I’ve long maintained that there is no such thing as a bad character, especially in comics. Sure, some characters are much harder to write than others, but all it takes is the right writer with the right angle on the character, and even the biggest stinker can work.
Which, of course, brings me to the Sentry.
Comic fans hate Sentry, and not without good reason. His status as a “classic” Marvel character who everyone simply forgot existed means that essentially every Marvel comic you’ve ever read didn’t happen the way you remember it happening, which combined with his reappearance as this super-powerful guy who no one can stop, but mostly just mopes around a lot and refuses to do anything, has garnered him a lot of fan resentment—as well as a whole boatload of crappy stories. His recent death in Siege, which ended with Thor throwing his corpse into the sun like a heap of extra offensive garbage, was met with the internet equivalent of a round of applause.
All of which is a shame, because while Sentry wasn’t ever used all that well, that never had to be the case. He has a solid costume design, and his premise, while obviously something that needs to be handled gingerly, is an interesting one, and the right writer could have a field day exploring all the metafictional possibilities of a character which had simply been forgotten (can you imagine if Grant Morrison still worked for Marvel when the Sentry had been introduced?). Furthermore Sentry’s tagline, “The power of a million exploding suns!” is without question one of the best I’ve ever heard. Not only is it cool as hell, it’s instantly memorably, and surprisingly subtle to boot.
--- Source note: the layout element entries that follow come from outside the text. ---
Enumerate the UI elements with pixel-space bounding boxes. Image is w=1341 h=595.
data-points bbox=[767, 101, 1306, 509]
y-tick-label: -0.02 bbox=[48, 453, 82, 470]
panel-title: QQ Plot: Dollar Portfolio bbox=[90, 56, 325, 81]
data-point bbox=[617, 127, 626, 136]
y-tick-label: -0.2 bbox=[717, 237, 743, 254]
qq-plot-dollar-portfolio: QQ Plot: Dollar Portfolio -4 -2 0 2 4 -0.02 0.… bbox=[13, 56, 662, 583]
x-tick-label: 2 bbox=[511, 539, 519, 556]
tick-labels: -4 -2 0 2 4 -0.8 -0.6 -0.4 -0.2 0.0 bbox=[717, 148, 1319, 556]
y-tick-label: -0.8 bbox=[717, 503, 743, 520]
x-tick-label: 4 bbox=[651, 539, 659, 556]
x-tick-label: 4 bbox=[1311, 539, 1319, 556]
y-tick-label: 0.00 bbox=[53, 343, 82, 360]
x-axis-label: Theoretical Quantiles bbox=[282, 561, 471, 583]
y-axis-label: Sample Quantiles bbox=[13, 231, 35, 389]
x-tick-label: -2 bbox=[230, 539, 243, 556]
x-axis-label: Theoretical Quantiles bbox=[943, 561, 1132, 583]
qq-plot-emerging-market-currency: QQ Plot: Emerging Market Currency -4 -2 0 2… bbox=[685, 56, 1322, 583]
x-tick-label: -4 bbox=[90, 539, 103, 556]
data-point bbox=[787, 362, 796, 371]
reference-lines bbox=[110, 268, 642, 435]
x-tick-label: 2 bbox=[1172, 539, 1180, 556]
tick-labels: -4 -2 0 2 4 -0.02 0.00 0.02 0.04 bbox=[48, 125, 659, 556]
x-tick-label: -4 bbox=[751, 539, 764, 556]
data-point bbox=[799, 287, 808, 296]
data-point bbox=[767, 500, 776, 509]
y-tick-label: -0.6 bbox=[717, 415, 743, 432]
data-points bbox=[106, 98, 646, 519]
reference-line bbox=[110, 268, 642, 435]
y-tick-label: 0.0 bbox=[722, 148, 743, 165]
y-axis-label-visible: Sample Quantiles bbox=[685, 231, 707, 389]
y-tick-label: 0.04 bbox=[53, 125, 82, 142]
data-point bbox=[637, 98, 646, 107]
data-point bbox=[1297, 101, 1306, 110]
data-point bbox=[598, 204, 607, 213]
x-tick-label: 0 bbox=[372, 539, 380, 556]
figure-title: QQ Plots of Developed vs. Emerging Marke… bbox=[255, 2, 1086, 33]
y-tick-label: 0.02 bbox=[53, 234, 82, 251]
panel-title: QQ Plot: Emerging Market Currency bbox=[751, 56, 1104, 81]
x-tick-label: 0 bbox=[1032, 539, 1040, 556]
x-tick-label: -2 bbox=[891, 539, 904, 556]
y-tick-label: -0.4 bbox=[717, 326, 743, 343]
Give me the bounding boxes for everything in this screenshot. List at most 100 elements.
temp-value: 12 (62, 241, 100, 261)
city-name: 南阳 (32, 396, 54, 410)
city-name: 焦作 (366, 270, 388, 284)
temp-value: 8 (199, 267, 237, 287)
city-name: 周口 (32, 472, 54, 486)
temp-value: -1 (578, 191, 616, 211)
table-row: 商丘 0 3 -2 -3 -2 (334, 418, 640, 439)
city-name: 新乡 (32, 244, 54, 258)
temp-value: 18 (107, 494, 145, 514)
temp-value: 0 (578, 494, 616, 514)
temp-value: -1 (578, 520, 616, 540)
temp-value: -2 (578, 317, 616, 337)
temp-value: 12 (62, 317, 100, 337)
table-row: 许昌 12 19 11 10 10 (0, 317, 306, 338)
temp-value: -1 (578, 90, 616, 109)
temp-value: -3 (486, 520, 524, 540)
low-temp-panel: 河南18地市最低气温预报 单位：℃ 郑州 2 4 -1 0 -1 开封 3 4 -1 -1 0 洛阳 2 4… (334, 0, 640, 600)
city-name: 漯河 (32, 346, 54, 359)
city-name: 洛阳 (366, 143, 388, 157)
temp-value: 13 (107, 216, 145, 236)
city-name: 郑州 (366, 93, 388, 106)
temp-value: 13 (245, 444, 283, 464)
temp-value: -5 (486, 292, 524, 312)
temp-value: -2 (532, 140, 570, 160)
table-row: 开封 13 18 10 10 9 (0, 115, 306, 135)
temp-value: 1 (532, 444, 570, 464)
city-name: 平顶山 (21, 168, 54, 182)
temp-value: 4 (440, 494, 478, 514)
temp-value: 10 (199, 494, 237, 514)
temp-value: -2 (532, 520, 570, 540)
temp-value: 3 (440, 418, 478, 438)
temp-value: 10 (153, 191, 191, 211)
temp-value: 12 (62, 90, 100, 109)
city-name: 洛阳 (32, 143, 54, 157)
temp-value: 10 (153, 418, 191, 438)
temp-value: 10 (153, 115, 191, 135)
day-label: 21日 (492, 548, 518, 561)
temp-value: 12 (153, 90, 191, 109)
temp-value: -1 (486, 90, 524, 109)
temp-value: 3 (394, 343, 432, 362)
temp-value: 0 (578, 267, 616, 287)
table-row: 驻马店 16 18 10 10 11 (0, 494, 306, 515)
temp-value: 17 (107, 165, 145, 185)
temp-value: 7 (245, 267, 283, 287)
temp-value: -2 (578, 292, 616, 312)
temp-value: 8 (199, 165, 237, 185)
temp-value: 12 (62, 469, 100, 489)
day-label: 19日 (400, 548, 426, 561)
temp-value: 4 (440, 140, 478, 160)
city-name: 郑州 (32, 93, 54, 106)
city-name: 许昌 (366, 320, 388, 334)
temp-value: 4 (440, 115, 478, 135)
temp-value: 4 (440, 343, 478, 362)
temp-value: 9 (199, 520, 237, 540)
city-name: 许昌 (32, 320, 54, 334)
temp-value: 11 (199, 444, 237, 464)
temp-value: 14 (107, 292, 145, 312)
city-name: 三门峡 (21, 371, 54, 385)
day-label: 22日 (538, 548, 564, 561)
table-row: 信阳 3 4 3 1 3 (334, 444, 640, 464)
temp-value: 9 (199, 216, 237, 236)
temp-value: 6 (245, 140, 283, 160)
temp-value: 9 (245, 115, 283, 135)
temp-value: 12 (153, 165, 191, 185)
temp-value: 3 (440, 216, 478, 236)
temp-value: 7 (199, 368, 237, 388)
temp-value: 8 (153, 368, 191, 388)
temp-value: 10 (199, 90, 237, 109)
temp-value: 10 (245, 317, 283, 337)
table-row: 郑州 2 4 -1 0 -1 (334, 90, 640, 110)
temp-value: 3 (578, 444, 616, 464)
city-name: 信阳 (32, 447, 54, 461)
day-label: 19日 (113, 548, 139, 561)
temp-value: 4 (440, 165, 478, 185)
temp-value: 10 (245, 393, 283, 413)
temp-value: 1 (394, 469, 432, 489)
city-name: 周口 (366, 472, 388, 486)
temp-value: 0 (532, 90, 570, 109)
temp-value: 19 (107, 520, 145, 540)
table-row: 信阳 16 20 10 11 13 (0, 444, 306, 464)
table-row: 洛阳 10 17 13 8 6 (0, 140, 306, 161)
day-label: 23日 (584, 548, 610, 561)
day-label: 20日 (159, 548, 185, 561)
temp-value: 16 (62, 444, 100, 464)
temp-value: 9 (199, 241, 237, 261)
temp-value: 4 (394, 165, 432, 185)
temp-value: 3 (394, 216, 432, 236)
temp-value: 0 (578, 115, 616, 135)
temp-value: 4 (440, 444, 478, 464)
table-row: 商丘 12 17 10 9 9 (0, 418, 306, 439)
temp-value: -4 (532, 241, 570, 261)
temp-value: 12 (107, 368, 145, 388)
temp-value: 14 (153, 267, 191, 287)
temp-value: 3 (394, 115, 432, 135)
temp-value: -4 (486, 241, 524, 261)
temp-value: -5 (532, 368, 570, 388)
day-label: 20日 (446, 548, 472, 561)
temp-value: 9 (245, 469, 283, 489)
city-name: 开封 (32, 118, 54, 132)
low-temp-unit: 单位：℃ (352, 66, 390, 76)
It tells you not only how powerful the Sentry is, but also hints at how unstable he must be as well; it can’t be an easy task to wrangle the power of a million exploding suns.
So while the mainline Marvel continuity fumbled the Sentry’s potential, Jeff Parker and Paul Tobin’s stand-alone miniseries The Age of the Sentry understands how to use Sentry perfectly, and proves that even the most difficult character can be used to great effect.
Parker and Tobin accomplish this by taking the core of the Sentry’s concept, that he is a classic, 1960s, Marvel character, and expand on it by showing what those stories would have been like. The end result is a campy, fun series, which still manages to surprise the reader at various points, and, despite its technically out of continuity status, tie into the Sentry’s role in the modern Marvel universe. The Age of the Sentry is never afraid to seem ridiculous (unlike much of mainline Marvel, which is terrified of looking silly—and then just ends up looking even sillier as a result), giving Sentry over the top villains such as Cranio, The Man With the Tri-Level Mind (he literally has three brains, but he only refers to it as his “tri-level mind”), as well as sending our hero on adventures involving giving a space alien dating advice, a rivalry with Truman Capote, and an encounter with the “Golden Age Sentry,” who despite possessing the power of a million exploding suns, carries a handgun and loves to use it. All of this is presented with a sort of straight faced absurdity that only serves to make the comic even more entertaining. Further, despite having a different artist on almost every single issue, the art is uniformly excellent; cartoony without being ridiculous, and pops right off of the page.
This series managed to fly under the radar when it was coming out, and even I only read it because I found the trade marked down to ten bucks, but I can’t recommend it enough, even if, especially if, you hate the Sentry. Even the most irritating character can make for an interesting story, and The Age of the Sentry proves it.